When I fill out the paperwork required for home-schooling in our state, I briefly describe, in the space provided,
what we are currently doing, and the general intent of what we plan to do for the coming year. I don't include long
lists of books or describe any of the step-by-step skills associated with a curriculum. For example, under
English/Language Arts, I mentioned that our son's favorite "subject" is the English language. I said a few words
about our family library. I mentioned that our son reads a great deal and uses our computer for whatever writing
he happens to do. I concluded that, "Since he already does so well on his own, we have decided not to introduce
language skills as a subject to be studied. It seems to make more sense for us to leave him to his own continuing
success."
Home-schooling is a unique opportunity for each family to do whatever makes sense for the growth and development
of their children. If we have a reason for using a curriculum and traditional school materials, we are free to
use them. They are not a universally necessary or required component of our
home-schooling programs, either educational or legally.

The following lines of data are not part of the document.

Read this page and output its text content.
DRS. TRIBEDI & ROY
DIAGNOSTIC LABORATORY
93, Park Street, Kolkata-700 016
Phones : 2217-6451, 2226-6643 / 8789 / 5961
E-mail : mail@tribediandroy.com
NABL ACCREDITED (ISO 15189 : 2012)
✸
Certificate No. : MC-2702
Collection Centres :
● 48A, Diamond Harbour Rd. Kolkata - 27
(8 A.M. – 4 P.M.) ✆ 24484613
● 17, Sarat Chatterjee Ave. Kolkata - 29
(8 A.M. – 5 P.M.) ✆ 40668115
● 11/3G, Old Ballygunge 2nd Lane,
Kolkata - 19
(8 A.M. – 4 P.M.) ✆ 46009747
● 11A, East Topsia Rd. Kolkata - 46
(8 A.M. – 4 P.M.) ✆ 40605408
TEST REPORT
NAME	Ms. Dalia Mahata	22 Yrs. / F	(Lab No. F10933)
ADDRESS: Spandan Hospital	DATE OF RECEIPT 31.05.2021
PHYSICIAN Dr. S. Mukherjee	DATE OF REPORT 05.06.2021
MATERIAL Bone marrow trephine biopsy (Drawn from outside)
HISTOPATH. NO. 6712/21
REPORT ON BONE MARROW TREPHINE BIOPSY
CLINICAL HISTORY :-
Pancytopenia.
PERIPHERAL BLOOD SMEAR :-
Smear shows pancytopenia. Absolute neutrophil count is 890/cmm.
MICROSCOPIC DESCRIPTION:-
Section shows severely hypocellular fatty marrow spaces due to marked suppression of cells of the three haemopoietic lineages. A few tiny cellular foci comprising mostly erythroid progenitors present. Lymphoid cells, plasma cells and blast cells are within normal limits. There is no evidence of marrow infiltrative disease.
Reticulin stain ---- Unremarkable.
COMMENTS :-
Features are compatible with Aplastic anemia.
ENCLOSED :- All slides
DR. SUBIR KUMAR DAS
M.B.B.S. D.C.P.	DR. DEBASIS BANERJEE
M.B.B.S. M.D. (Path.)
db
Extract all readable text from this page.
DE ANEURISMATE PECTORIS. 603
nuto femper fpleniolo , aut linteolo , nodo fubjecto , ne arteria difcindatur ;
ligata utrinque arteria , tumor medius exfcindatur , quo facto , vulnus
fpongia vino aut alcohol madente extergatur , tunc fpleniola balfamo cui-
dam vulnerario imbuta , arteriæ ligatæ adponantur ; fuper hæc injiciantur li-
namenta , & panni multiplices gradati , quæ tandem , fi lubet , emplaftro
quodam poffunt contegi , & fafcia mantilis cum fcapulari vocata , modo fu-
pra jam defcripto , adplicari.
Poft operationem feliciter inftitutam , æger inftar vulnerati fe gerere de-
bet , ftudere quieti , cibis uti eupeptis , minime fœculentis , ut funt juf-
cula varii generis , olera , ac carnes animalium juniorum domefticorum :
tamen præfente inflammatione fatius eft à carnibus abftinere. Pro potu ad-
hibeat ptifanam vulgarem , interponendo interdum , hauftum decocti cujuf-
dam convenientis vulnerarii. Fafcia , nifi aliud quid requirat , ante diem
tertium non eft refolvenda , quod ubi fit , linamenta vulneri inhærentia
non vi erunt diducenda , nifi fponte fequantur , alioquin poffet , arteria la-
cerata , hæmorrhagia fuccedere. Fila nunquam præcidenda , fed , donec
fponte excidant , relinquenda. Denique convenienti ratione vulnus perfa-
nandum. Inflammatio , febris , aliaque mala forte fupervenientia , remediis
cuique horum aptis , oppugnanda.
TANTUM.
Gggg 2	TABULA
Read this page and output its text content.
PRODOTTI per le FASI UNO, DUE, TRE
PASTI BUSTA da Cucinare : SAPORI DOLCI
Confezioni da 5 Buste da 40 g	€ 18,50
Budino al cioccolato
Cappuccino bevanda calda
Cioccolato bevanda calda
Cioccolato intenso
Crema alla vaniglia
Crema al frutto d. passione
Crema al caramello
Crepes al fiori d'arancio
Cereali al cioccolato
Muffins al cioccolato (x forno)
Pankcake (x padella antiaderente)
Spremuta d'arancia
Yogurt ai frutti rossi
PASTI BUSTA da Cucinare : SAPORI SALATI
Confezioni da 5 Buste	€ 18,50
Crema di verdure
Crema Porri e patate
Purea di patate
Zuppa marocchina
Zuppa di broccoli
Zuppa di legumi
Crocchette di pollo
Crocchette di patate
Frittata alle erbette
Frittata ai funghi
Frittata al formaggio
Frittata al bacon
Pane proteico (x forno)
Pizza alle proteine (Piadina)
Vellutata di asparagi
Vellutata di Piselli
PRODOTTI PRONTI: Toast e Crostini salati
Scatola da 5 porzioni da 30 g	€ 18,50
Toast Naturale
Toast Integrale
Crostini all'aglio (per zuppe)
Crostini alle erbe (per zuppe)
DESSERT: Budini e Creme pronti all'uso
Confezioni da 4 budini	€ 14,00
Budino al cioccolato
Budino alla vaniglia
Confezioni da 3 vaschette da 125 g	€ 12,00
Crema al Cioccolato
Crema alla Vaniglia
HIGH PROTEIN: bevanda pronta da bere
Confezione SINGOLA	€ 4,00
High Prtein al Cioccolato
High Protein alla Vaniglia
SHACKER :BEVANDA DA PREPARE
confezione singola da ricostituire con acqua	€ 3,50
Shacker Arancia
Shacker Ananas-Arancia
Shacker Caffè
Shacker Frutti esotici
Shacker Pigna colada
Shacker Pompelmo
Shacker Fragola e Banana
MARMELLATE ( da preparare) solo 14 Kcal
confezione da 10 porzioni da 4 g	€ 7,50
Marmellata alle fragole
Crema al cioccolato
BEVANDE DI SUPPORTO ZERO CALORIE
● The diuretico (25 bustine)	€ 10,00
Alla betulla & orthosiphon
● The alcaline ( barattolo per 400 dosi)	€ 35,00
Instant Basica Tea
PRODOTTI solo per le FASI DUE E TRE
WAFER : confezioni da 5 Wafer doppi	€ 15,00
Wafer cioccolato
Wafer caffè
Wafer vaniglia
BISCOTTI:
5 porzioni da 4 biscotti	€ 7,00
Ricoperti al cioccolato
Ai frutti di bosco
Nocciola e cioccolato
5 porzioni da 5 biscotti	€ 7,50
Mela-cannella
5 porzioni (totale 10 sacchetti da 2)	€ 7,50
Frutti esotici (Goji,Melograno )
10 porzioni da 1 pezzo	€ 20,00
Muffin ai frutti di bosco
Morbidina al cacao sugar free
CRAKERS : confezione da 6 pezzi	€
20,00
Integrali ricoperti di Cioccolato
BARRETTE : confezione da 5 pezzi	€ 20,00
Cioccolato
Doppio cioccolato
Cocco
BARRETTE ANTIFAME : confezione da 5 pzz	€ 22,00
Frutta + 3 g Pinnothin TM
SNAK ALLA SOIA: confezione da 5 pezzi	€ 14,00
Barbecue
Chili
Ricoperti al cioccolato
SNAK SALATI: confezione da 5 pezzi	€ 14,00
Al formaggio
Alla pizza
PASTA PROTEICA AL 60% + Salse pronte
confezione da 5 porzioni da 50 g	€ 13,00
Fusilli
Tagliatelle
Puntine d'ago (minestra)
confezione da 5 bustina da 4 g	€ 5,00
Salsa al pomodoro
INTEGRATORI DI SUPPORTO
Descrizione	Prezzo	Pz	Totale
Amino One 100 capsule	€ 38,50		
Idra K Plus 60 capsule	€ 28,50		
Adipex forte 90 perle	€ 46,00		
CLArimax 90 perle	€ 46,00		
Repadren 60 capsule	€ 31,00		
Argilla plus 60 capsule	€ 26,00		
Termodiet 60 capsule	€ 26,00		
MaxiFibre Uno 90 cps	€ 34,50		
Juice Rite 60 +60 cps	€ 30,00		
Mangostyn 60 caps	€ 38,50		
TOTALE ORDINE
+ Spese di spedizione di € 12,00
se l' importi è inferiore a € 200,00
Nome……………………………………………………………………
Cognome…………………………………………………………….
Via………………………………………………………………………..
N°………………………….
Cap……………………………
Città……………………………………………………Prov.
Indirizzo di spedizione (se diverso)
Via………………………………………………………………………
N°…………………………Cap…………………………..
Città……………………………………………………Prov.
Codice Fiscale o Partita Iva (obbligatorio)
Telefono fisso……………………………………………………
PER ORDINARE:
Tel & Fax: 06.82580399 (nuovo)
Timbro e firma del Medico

Allowing curriculums, textbooks, and tests to be the defining, driving force behind the education of a child is
a hindrance in the home as much as in the school - not only because it interferes with learning, but because it
interferes with trust. As I have mentioned, even educators are beginning to question the pre-planned, year-long
curriculum as an out-dated, 19th century educational system. There is no reason that families should be less
flexible and innovative than schools.
Anne Sullivan, Helen Keller's mentor and friend, said:
I am beginning to suspect all elaborate and special systems of education. They seem to me to be built upon the
supposition that every child is a kind of idiot who must be taught to think. Whereas if the child is left to
himself, he will think more and better, if less "showily". Let him come and go freely, let him touch real things
and combine his impressions for himself... Teaching fills the mind with artificial associations that must be
got rid of before the child can develop independent ideas out of actual experiences.
Home-schooling provides a unique opportunity to step away from systems and methods, and to develop independent
ideas out of actual experiences, where the child is truly in pursuit of knowledge, not the other way around.